Shock and Awe I worked so “well” that it’s time for round II: Germany to Ban Naked Short-Selling at Midnight
Germany will temporarily ban naked short selling and naked credit-default swaps of euro-area government bonds at midnight after politicians blamed the practice for exacerbating the European debt crisis.
The ban will also apply to naked short selling in shares of 10 banks and insurers that will last until March 31, 2011, German financial regulator BaFin said today in an e-mailed statement. The step was needed because of “exceptional volatility” in euro-area bonds, the regulator said.
“You cannot imagine what broke lose here after BaFin’s announcement,” Johan Kindermann, a capital markets lawyer at Simmons & Simmons in Frankfurt, said in an interview. “This will lead to an uproar in the markets tomorrow. Short-sellers will now, even tonight, try to close their positions at markets where they can still do so — if they find any possibilities left at all now.”
Allianz SE, Deutsche Bank AG, Commerzbank AG, Deutsche Boerse AG, Deutsche Postbank AG, Muenchener Rueckversicherungs AG, Hannover Rueckversicherungs AG, Generali Deutschland Holding AG, MLP AG and Aareal Bank AG are covered by the short-selling ban.
“Massive” short-selling was leading to excessive price movements which “could endanger the stability of the entire financial system,” BaFin said in the statement.
“In some ways, it’s a battle of the politicians against the markets” and “I’m determined to win,” Merkel said May 6. “The speculators are our adversaries.”
Politicians Battle Markets
We have seen this play before. It’s hopeless.
Politicians cannot battle markets and expect to win.
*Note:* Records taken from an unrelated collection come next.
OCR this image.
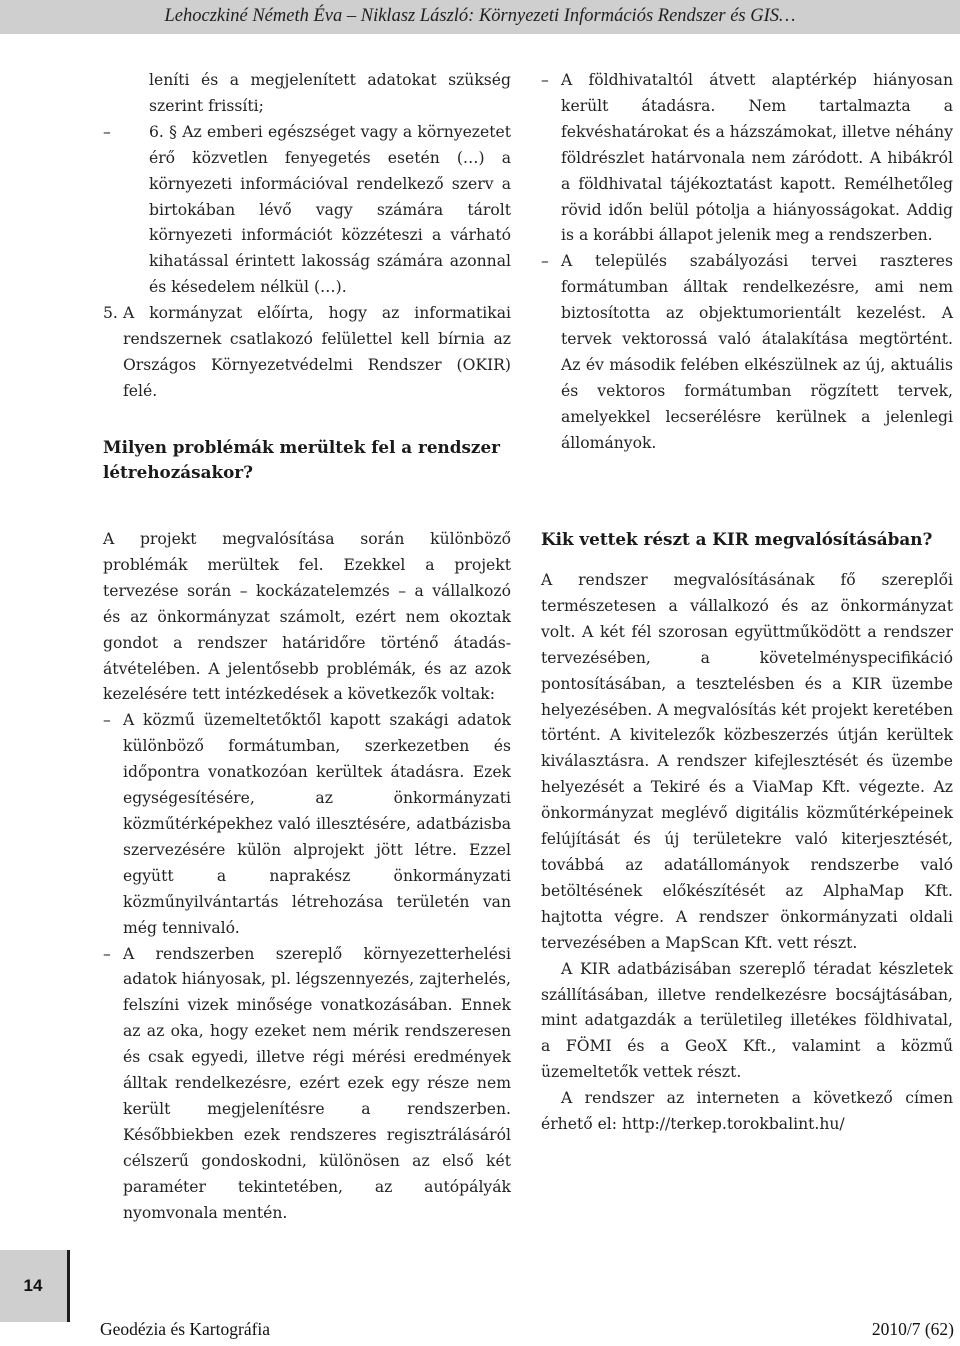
Lehoczkiné Németh Éva – Niklasz László: Környezeti Információs Rendszer és GIS…
leníti és a megjelenített adatokat szükség szerint frissíti;
–	6. § Az emberi egészséget vagy a környezetet érő közvetlen fenyegetés esetén (…) a környezeti információval rendelkező szerv a birtokában lévő vagy számára tárolt környezeti információt közzéteszi a várható kihatással érintett lakosság számára azonnal és késedelem nélkül (…).
5. A kormányzat előírta, hogy az informatikai rendszernek csatlakozó felülettel kell bírnia az Országos Környezetvédelmi Rendszer (OKIR) felé.
Milyen problémák merültek fel a rendszer létrehozásakor?

A projekt megvalósítása során különböző problémák merültek fel. Ezekkel a projekt tervezése során – kockázatelemzés – a vállalkozó és az önkormányzat számolt, ezért nem okoztak gondot a rendszer határidőre történő átadás-átvételében. A jelentősebb problémák, és az azok kezelésére tett intézkedések a következők voltak:

– A közmű üzemeltetőktől kapott szakági adatok különböző formátumban, szerkezetben és időpontra vonatkozóan kerültek átadásra. Ezek egységesítésére, az önkormányzati közműtérképekhez való illesztésére, adatbázisba szervezésére külön alprojekt jött létre. Ezzel együtt a naprakész önkormányzati közműnyilvántartás létrehozása területén van még tennivaló.
– A rendszerben szereplő környezetterhelési adatok hiányosak, pl. légszennyezés, zajterhelés, felszíni vizek minősége vonatkozásában. Ennek az az oka, hogy ezeket nem mérik rendszeresen és csak egyedi, illetve régi mérési eredmények álltak rendelkezésre, ezért ezek egy része nem került megjelenítésre a rendszerben. Későbbiekben ezek rendszeres regisztrálásáról célszerű gondoskodni, különösen az első két paraméter tekintetében, az autópályák nyomvonala mentén.
– A földhivataltól átvett alaptérkép hiányosan került átadásra. Nem tartalmazta a fekvéshatárokat és a házszámokat, illetve néhány földrészlet határvonala nem záródott. A hibákról a földhivatal tájékoztatást kapott. Remélhetőleg rövid időn belül pótolja a hiányosságokat. Addig is a korábbi állapot jelenik meg a rendszerben.
– A település szabályozási tervei raszteres formátumban álltak rendelkezésre, ami nem biztosította az objektumorientált kezelést. A tervek vektorossá való átalakítása megtörtént. Az év második felében elkészülnek az új, aktuális és vektoros formátumban rögzített tervek, amelyekkel lecserélésre kerülnek a jelenlegi állományok.
Kik vettek részt a KIR megvalósításában?

A rendszer megvalósításának fő szereplői természetesen a vállalkozó és az önkormányzat volt. A két fél szorosan együttműködött a rendszer tervezésében, a követelményspecifikáció pontosításában, a tesztelésben és a KIR üzembe helyezésében. A megvalósítás két projekt keretében történt. A kivitelezők közbeszerzés útján kerültek kiválasztásra. A rendszer kifejlesztését és üzembe helyezését a Tekiré és a ViaMap Kft. végezte. Az önkormányzat meglévő digitális közműtérképeinek felújítását és új területekre való kiterjesztését, továbbá az adatállományok rendszerbe való betöltésének előkészítését az AlphaMap Kft. hajtotta végre. A rendszer önkormányzati oldali tervezésében a MapScan Kft. vett részt.

A KIR adatbázisában szereplő téradat készletek szállításában, illetve rendelkezésre bocsájtásában, mint adatgazdák a területileg illetékes földhivatal, a FÖMI és a GeoX Kft., valamint a közmű üzemeltetők vettek részt.

A rendszer az interneten a következő címen érhető el: http://terkep.torokbalint.hu/

14
Geodézia és Kartográfia	2010/7 (62)
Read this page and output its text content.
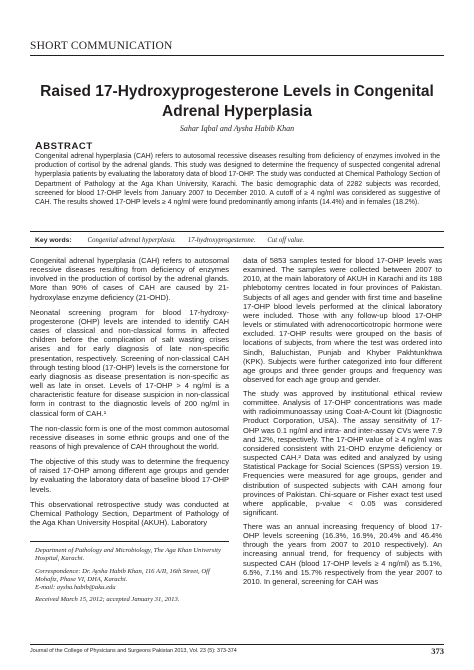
SHORT COMMUNICATION
Raised 17-Hydroxyprogesterone Levels in Congenital
Adrenal Hyperplasia
Sahar Iqbal and Aysha Habib Khan
ABSTRACT
Congenital adrenal hyperplasia (CAH) refers to autosomal recessive diseases resulting from deficiency of enzymes involved in the production of cortisol by the adrenal glands. This study was designed to determine the frequency of suspected congenital adrenal hyperplasia patients by evaluating the laboratory data of blood 17-OHP. The study was conducted at Chemical Pathology Section of Department of Pathology at the Aga Khan University, Karachi. The basic demographic data of 2282 subjects was recorded, screened for blood 17-OHP levels from January 2007 to December 2010. A cutoff of ≥ 4 ng/ml was considered as suggestive of CAH. The results showed 17-OHP levels ≥ 4 ng/ml were found predominantly among infants (14.4%) and in females (18.2%).
Key words: Congenital adrenal hyperplasia. 17-hydroxyprogesterone. Cut off value.

Congenital adrenal hyperplasia (CAH) refers to autosomal recessive diseases resulting from deficiency of enzymes involved in the production of cortisol by the adrenal glands. More than 90% of cases of CAH are caused by 21-hydroxylase enzyme deficiency (21-OHD).

Neonatal screening program for blood 17-hydroxy-progesterone (OHP) levels are intended to identify CAH cases of classical and non-classical forms in affected children before the complication of salt wasting crises arises and for early diagnosis of late non-specific presentation, respectively. Screening of non-classical CAH through testing blood (17-OHP) levels is the cornerstone for early diagnosis as disease presentation is non-specific as well as late in onset. Levels of 17-OHP > 4 ng/ml is a characteristic feature for disease suspicion in non-classical form in contrast to the diagnostic levels of 200 ng/ml in classical form of CAH.¹

The non-classic form is one of the most common autosomal recessive diseases in some ethnic groups and one of the reasons of high prevalence of CAH throughout the world.

The objective of this study was to determine the frequency of raised 17-OHP among different age groups and gender by evaluating the laboratory data of baseline blood 17-OHP levels.

This observational retrospective study was conducted at Chemical Pathology Section, Department of Pathology of the Aga Khan University Hospital (AKUH). Laboratory

data of 5853 samples tested for blood 17-OHP levels was examined. The samples were collected between 2007 to 2010, at the main laboratory of AKUH in Karachi and its 188 phlebotomy centres located in four provinces of Pakistan. Subjects of all ages and gender with first time and baseline 17-OHP blood levels performed at the clinical laboratory were included. Those with any follow-up blood 17-OHP levels or stimulated with adrenocorticotropic hormone were excluded. 17-OHP results were grouped on the basis of locations of subjects, from where the test was ordered into Sindh, Baluchistan, Punjab and Khyber Pakhtunkhwa (KPK). Subjects were further categorized into four different age groups and three gender groups and frequency was observed for each age group and gender.

The study was approved by institutional ethical review committee. Analysis of 17-OHP concentrations was made with radioimmunoassay using Coat-A-Count kit (Diagnostic Product Corporation, USA). The assay sensitivity of 17-OHP was 0.1 ng/ml and intra- and inter-assay CVs were 7.9 and 12%, respectively. The 17-OHP value of ≥ 4 ng/ml was considered consistent with 21-OHD enzyme deficiency or suspected CAH.² Data was edited and analyzed by using Statistical Package for Social Sciences (SPSS) version 19. Frequencies were measured for age groups, gender and distribution of suspected subjects with CAH among four provinces of Pakistan. Chi-square or Fisher exact test used where applicable, p-value < 0.05 was considered significant.

There was an annual increasing frequency of blood 17-OHP levels screening (16.3%, 16.9%, 20.4% and 46.4% through the years from 2007 to 2010 respectively). An increasing annual trend, for frequency of subjects with suspected CAH (blood 17-OHP levels ≥ 4 ng/ml) as 5.1%, 6.5%, 7.1% and 15.7% respectively from the year 2007 to 2010. In general, screening for CAH was

Department of Pathology and Microbiology, The Aga Khan University Hospital, Karachi.
Correspondence: Dr. Aysha Habib Khan, 116 A/II, 16th Street, Off Mohafiz, Phase VI, DHA, Karachi.
E-mail: aysha.habib@aku.edu
Received March 15, 2012; accepted January 31, 2013.
Journal of the College of Physicians and Surgeons Pakistan 2013, Vol. 23 (5): 373-374	373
Wage price controls do not work. The Bazooka ploy failed a dozen times, and the ban on short selling financials in the US failed miserably.
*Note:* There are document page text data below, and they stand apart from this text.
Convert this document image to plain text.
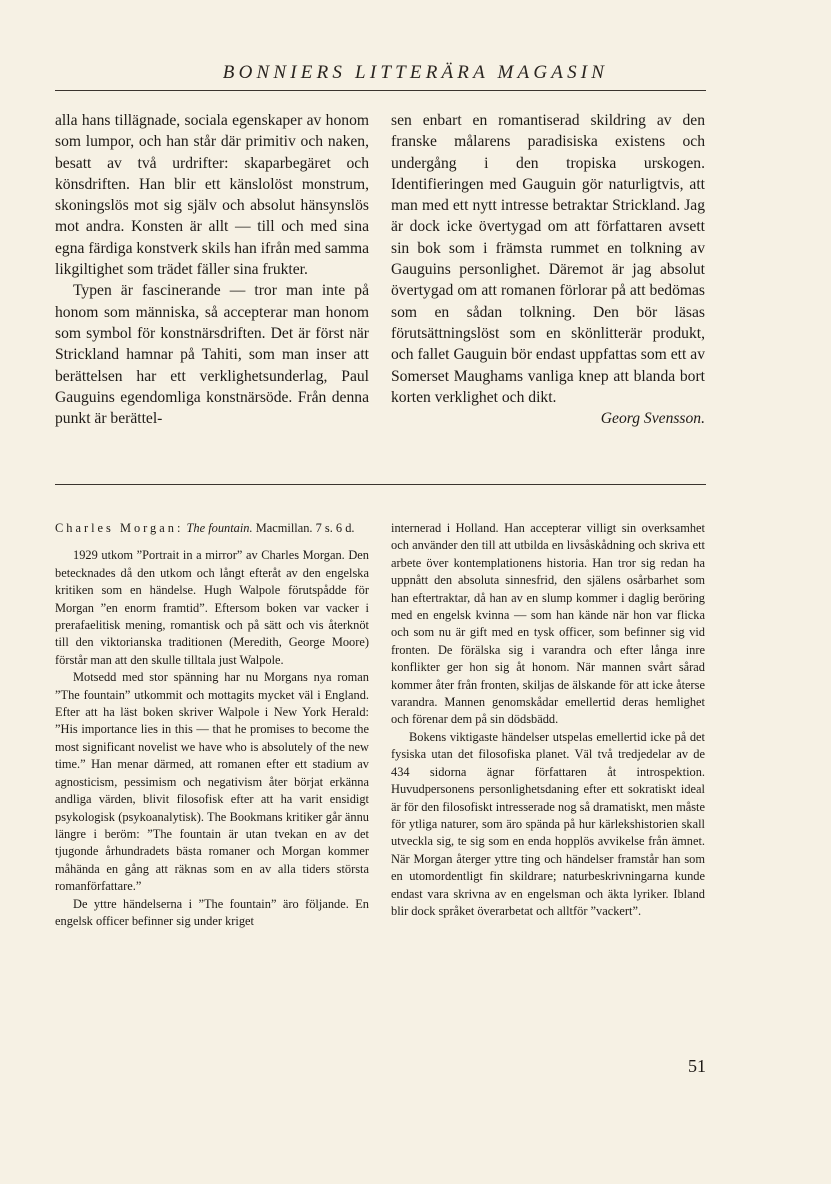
BONNIERS LITTERÄRA MAGASIN

alla hans tillägnade, sociala egenskaper av honom som lumpor, och han står där primitiv och naken, besatt av två urdrifter: skaparbegäret och könsdriften. Han blir ett känslolöst monstrum, skoningslös mot sig själv och absolut hänsynslös mot andra. Konsten är allt — till och med sina egna färdiga konstverk skils han ifrån med samma likgiltighet som trädet fäller sina frukter.

Typen är fascinerande — tror man inte på honom som människa, så accepterar man honom som symbol för konstnärsdriften. Det är först när Strickland hamnar på Tahiti, som man inser att berättelsen har ett verklighetsunderlag, Paul Gauguins egendomliga konstnärsöde. Från denna punkt är berättel-

sen enbart en romantiserad skildring av den franske målarens paradisiska existens och undergång i den tropiska urskogen. Identifieringen med Gauguin gör naturligtvis, att man med ett nytt intresse betraktar Strickland. Jag är dock icke övertygad om att författaren avsett sin bok som i främsta rummet en tolkning av Gauguins personlighet. Däremot är jag absolut övertygad om att romanen förlorar på att bedömas som en sådan tolkning. Den bör läsas förutsättningslöst som en skönlitterär produkt, och fallet Gauguin bör endast uppfattas som ett av Somerset Maughams vanliga knep att blanda bort korten verklighet och dikt.

Georg Svensson.

Charles Morgan: The fountain. Macmillan. 7 s. 6 d.

1929 utkom ”Portrait in a mirror” av Charles Morgan. Den betecknades då den utkom och långt efteråt av den engelska kritiken som en händelse. Hugh Walpole förutspådde för Morgan ”en enorm framtid”. Eftersom boken var vacker i prerafaelitisk mening, romantisk och på sätt och vis återknöt till den viktorianska traditionen (Meredith, George Moore) förstår man att den skulle tilltala just Walpole.

Motsedd med stor spänning har nu Morgans nya roman ”The fountain” utkommit och mottagits mycket väl i England. Efter att ha läst boken skriver Walpole i New York Herald: ”His importance lies in this — that he promises to become the most significant novelist we have who is absolutely of the new time.” Han menar därmed, att romanen efter ett stadium av agnosticism, pessimism och negativism åter börjat erkänna andliga värden, blivit filosofisk efter att ha varit ensidigt psykologisk (psykoanalytisk). The Bookmans kritiker går ännu längre i beröm: ”The fountain är utan tvekan en av det tjugonde århundradets bästa romaner och Morgan kommer måhända en gång att räknas som en av alla tiders största romanförfattare.”

De yttre händelserna i ”The fountain” äro följande. En engelsk officer befinner sig under kriget

internerad i Holland. Han accepterar villigt sin overksamhet och använder den till att utbilda en livsåskådning och skriva ett arbete över kontemplationens historia. Han tror sig redan ha uppnått den absoluta sinnesfrid, den själens osårbarhet som han eftertraktar, då han av en slump kommer i daglig beröring med en engelsk kvinna — som han kände när hon var flicka och som nu är gift med en tysk officer, som befinner sig vid fronten. De förälska sig i varandra och efter långa inre konflikter ger hon sig åt honom. När mannen svårt sårad kommer åter från fronten, skiljas de älskande för att icke återse varandra. Mannen genomskådar emellertid deras hemlighet och förenar dem på sin dödsbädd.

Bokens viktigaste händelser utspelas emellertid icke på det fysiska utan det filosofiska planet. Väl två tredjedelar av de 434 sidorna ägnar författaren åt introspektion. Huvudpersonens personlighetsdaning efter ett sokratiskt ideal är för den filosofiskt intresserade nog så dramatiskt, men måste för ytliga naturer, som äro spända på hur kärlekshistorien skall utveckla sig, te sig som en enda hopplös avvikelse från ämnet. När Morgan återger yttre ting och händelser framstår han som en utomordentligt fin skildrare; naturbeskrivningarna kunde endast vara skrivna av en engelsman och äkta lyriker. Ibland blir dock språket överarbetat och alltför ”vackert”.

51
Moreover the Alice’s Restaurant Theory of Central Bank Currency Moves is rapidly falling apart.
Short Selling Restrictions – A Great Indicator of Market Crashes
Please consider my January 27, 2010 post Short Selling Restrictions “A Great Indicator of Imminent Market Crashes” Here is the key chart.
Fannie Mae Weekly
click on chart for sharper image
All these short sale restrictions are going to do is create a vacuum. Once the shorts are driven out these shares will plunge.
If history is any guide, there will be a brief rally in German banks, followed by a collapse of unknown duration. Politicians are not bigger than the markets, no one is.
However, politicians can and do frequently exaggerate the existing trend. In this case, the trend is down. Short sellers are not the problem, if anything, short sellers are the cure, exposing problems and failed policies that politicians refuse to address.